The U.S. Department of Agriculture is making major investments in resilience and competition for the nation’s food system. These investments follow supply chain challenges and other issues from the COVID-19 pandemic and, more recently, Russia’s attack on Ukraine.
In a June 1 address, Agriculture Secretary Tom Vilsack announced a framework that includes more funding in production, processing, distribution and aggregation and markets and consumers.
“We want quite a bit out of our food system. And indeed, we’ve created this incredibly efficient food system. The problem was that it needs to be resilient,” Vilsack said.
One way to balance resilience and efficiency is to build up more local and regional food systems, in addition to the larger, national system, he said. Transforming the food system could help farmers keep producing while adapting to a changing climate, create better markets for farmers and ranchers as well as consumers and improve food access in the U.S. as well as globally through exports.
But to achieve those things, changes need to touch on a range of things including food production, processing, distribution and market development, he said.
The investments in food production include up to $300 million for a new Organic Transition Initiative. The initiative will help farmers switch to organic systems through technical assistance, mentoring, conservation financial assistance, crop insurance assistance and market development projects.
“The process for becoming an organic producer is complicated and financially difficult, especially during the early days of transition, when expenses can be high and income limited,” Vilsack said.
The USDA is also investing another $75 million in urban agriculture. Some of that will go to support competitive grants for urban agriculture.
Only about 6% of all applications for the USDA’s urban agriculture competitive grants received funding in 2020 and 2021. $20 million of the funding will go to a backlog of applications, and the USDA will increase the money available for 2022 by $10 million.
Challenges with processing, especially meat and poultry processing, became very obvious during the beginning of the pandemic. Because the industry is so consolidated, it’s easy for bottlenecks to form.
To address that, the USDA has already made several investments in local processing, and announced several more June 1.
They include $100 million for workforce training in meat processing, $200 million for food safety certification for specialty crops and $600 million to support food supply chain infrastructure like cold storage, refrigerated trucks and processing facilities.
Investments in distribution and aggregation include $400 million to create regional food business centers. Those centers would offer things like technical assistance to small and mid-sized food and farm businesses.
They also include $60 million for more commodity purchases through Farm-to-School and $90 million to reduce food loss and waste.

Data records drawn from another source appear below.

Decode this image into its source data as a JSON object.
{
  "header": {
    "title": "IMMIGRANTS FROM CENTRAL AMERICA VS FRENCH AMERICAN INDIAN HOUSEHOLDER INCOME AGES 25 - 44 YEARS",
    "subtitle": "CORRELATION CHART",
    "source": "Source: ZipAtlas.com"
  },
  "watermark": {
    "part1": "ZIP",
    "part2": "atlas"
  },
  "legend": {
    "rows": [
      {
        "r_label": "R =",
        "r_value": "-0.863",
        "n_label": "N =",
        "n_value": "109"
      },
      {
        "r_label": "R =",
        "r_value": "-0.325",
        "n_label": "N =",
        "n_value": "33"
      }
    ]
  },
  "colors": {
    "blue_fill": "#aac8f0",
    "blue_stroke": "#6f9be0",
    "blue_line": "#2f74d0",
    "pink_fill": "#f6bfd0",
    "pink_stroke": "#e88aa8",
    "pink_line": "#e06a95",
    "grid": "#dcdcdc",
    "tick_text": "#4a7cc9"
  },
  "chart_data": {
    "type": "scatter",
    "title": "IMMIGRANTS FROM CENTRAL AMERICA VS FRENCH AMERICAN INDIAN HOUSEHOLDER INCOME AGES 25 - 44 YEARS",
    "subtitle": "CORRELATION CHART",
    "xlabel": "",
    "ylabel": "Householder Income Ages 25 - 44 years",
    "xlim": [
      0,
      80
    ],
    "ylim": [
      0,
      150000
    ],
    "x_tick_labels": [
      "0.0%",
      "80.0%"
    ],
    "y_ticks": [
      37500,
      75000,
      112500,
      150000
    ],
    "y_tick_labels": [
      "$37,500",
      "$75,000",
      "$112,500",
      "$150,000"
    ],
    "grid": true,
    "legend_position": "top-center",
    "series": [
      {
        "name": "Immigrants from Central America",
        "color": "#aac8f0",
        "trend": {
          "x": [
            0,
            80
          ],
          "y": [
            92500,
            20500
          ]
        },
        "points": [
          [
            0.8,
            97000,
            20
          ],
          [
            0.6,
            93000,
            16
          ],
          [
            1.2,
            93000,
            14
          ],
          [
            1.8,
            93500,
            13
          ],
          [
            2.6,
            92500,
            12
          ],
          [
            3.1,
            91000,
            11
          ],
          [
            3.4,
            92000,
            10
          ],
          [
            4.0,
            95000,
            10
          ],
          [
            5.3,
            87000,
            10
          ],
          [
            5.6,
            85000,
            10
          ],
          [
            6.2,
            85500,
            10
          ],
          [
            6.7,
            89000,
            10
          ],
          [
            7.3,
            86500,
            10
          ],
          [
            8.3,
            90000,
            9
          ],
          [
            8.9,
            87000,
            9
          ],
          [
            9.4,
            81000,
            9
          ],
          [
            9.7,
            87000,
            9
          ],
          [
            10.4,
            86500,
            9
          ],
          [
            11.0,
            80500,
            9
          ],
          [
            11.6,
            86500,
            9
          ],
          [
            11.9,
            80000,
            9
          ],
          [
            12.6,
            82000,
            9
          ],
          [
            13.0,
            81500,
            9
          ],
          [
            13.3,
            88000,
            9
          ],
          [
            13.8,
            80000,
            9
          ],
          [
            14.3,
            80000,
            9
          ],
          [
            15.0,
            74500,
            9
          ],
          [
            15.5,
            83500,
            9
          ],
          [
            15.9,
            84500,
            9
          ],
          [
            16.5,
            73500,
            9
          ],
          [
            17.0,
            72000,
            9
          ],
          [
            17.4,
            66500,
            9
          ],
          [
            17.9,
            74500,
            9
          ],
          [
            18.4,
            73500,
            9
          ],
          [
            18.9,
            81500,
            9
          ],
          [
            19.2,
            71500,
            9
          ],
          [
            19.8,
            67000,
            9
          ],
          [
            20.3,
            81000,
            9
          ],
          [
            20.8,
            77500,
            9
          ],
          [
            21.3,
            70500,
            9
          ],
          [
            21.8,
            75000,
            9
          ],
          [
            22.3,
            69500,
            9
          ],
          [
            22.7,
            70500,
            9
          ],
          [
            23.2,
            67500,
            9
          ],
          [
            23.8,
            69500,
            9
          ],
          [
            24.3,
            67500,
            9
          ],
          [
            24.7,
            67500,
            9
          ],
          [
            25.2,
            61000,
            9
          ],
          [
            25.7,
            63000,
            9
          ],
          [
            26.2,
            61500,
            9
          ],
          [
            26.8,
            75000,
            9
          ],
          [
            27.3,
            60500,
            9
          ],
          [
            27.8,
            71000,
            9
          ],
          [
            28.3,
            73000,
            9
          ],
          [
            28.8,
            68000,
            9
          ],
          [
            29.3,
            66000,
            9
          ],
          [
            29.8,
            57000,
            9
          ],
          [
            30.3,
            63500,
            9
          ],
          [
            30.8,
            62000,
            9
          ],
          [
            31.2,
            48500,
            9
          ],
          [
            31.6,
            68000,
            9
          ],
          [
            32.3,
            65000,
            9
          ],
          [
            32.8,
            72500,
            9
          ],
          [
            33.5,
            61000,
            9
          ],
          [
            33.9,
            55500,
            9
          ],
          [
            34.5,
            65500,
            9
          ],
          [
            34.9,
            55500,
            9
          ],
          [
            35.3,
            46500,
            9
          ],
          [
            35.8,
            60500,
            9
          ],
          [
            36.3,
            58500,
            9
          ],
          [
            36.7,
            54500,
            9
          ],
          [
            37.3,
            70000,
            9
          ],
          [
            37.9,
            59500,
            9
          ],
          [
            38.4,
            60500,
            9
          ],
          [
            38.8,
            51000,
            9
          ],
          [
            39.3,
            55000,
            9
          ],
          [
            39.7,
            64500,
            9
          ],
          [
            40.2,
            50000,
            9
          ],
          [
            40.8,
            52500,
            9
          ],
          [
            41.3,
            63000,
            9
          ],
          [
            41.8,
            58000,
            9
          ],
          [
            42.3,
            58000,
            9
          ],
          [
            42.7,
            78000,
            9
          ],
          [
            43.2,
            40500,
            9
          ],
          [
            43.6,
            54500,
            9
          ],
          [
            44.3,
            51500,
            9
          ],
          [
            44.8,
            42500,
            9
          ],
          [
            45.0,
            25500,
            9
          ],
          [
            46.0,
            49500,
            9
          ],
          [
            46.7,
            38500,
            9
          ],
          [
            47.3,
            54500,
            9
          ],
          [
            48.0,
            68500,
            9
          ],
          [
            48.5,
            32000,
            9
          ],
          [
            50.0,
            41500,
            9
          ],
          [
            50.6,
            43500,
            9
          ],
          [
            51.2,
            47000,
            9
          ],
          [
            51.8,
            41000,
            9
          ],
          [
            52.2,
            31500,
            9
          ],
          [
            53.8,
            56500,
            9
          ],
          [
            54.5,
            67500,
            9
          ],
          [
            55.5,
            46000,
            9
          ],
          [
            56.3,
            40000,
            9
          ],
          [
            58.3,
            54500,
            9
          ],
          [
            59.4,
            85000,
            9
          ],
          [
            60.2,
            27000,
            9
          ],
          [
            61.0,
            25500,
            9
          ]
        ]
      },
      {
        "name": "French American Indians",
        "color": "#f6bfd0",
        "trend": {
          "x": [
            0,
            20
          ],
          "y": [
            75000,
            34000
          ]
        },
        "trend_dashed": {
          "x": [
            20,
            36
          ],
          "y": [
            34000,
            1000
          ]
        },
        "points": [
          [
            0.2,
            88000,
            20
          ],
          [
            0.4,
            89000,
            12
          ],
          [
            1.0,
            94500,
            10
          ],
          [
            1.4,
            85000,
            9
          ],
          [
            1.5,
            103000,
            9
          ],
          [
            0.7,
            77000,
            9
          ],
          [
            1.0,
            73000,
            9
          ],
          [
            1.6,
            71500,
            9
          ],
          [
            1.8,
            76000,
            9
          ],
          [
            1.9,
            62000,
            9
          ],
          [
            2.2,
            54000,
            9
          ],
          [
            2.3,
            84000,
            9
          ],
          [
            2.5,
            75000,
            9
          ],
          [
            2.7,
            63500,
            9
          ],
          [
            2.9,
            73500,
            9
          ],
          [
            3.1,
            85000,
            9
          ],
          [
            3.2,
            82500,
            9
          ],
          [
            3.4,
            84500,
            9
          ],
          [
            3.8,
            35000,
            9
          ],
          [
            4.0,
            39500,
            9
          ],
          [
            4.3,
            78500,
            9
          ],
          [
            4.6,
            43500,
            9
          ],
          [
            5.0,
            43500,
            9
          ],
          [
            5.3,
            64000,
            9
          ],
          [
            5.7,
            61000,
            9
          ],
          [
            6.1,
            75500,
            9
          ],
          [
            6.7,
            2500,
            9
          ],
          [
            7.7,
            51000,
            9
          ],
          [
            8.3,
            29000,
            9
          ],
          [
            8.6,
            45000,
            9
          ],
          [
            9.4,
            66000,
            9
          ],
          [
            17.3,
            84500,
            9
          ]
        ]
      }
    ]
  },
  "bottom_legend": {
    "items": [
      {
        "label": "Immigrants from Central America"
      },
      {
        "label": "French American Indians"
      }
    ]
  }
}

Funding for markets and consumers includes another $155 million for the Healthy Food Financing Initiative, $50 million for the Senior Farmers Market Nutrition Program, $40 million for the GusNIP Produce Prescriptions Program, $25 million to support improvements in SNAP technology and $100 million to create a new Healthy Food Incentive Fund.
The new fund would support school efforts to make school meals more nutritious. These programs would all support access to healthy food, particularly for underserved communities.
“The pandemic and ensuing inflation caused by supply chain disruptions and Putin’s war against Ukraine underscores the difficulty of providing healthy and nutritious food for all when markets are disrupted,” Vilsack said.